出資する際に、定期預金証書とは違うことに気付き、「出資であれば万一の倒産時には大丈夫なのか?」との質問にも、「信金組合というところで保証しているため元本は間違いなく保証されている」との回答を受けた被害者もありました。

 出資金は、出資後3ヶ月の据置期間を過ぎれば1日か2日で換金可能と言われていた方で、現金が必要になり換金依頼を行ったにもかかわらず半年経過しても換金手続がとられず、そのまま破綻により出資金が戻らなかった人もいます。
 
 このような、詐欺的とも言えるような行為で、出資させられた被害者が大部分です。

また、政府の対応についても、信用金庫の違法な出資金集めに対する指導・監督がなされなかったこと、 出資金保護制度が無くなったにもかかわらずペイオフ解禁のような広報が全くなかったこと、 信用金庫を都市銀行と同じ厳しい査定で破産させたこと等々、理解の出来ないことが数多くあります。  この裁判では、私たち原告は、ふなしんの破綻を回避するための出資金集めが問題で あると私たち原告側は主張しています。では、ふなしんの出資金あつめのどこに問題があるのでしょう。

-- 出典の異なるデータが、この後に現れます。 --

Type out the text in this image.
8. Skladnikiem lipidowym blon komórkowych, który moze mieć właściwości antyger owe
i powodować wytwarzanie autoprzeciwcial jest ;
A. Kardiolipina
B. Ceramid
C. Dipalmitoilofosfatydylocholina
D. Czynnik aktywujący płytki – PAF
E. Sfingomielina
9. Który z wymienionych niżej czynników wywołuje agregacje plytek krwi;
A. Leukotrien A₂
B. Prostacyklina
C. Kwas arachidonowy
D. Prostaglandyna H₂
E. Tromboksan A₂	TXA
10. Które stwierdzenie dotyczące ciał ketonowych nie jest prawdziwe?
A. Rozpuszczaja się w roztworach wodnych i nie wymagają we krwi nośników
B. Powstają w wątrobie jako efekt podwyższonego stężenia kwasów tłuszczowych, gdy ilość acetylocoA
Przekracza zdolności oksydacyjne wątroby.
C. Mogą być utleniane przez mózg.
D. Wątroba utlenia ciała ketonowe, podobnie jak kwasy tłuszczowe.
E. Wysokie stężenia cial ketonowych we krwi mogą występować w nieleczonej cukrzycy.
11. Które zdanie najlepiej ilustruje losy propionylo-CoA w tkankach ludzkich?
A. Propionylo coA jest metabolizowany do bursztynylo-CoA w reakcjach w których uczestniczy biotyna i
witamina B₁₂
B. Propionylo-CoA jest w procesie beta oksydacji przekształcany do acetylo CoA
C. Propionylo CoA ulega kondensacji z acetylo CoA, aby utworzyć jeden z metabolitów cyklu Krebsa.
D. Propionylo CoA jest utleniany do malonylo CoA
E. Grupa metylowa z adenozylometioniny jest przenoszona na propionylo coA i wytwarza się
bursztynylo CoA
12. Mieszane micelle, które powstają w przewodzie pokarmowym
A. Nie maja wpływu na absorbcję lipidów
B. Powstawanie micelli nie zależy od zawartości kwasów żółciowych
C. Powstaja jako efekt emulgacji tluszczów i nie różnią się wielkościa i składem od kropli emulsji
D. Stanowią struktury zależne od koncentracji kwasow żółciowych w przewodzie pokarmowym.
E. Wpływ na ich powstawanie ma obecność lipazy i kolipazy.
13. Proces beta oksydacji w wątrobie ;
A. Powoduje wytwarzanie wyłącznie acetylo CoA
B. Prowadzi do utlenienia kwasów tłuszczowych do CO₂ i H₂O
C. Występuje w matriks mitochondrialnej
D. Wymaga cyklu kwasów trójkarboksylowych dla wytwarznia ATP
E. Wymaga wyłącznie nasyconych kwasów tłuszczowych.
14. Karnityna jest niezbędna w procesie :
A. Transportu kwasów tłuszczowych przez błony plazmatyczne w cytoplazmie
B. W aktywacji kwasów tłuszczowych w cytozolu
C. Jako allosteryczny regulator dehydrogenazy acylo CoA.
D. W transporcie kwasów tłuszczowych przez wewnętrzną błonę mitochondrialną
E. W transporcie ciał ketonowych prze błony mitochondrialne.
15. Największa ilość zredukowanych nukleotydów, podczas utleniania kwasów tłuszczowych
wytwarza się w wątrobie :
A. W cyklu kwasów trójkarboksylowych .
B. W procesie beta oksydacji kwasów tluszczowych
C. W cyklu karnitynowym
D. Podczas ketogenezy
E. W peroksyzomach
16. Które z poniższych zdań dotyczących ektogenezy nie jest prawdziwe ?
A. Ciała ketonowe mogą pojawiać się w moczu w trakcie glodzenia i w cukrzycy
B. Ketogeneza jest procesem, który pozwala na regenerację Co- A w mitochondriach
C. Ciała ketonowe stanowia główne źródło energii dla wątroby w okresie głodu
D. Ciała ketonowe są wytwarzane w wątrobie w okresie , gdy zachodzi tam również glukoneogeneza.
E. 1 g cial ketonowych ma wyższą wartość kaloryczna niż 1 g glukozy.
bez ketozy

 原告は、裁判の中で、「ふなしんには、出資を募るにあたって、「出資のリスク」 を十分に説明する義務があったのに、ふなしんの職員はその義務を怠って、 原告らに出資金とは何かなどの説明をしないまま出資をさせた。しかも、 ふなしんが行った出資金募集は、自己資本比率を上げるため 金融監督庁から優良な金融機関と評価してもらうことが目的) の違法な出資金募集であった。」と主張してます。

 これに対し、ふなしんは、「出資金が元本保証ではないことは一般常識だから、 出資金を募集しているということさえ誤解がなければ、それ以上の説明義務は負わない。 ふなしんの職員も、金利がいいなどと言って勧誘した事実は一切ないから、勧誘方法にも違法性はない。
だから、ふなしんに説明義務違反はない。しかも、出資金の募集は普通の経営努力だから違法ではないし、 そもそも出資金募集とふなしん破綻との間に因果関係はない。ふなしんを破綻させたのは国の責任。」と反論しております。
 しかし、出資金の元本保証がないことは、一般常識なのでしょうか。 職員ですら知らなかった人もいるというのです。実際に、弁護団で原告のみなさんの聞き取り調査をした時、 出資金のことを利率のいい預金のようなものと理解している方が結構いらっしゃいました。
 したがって、元本保証がないことについてのふなしんは説明しなければなりませんし、 説明義務違反があったことは明白です。
 ふなしんの出資金募集についても、 国から厳しい査定をされないために出資金を増強したということ自体、危機的状況下で出資を募ったということだから、 当然違法性だといえるのではないでしょうか。

どうか我々被害者の応援をよろしくお願いいたします。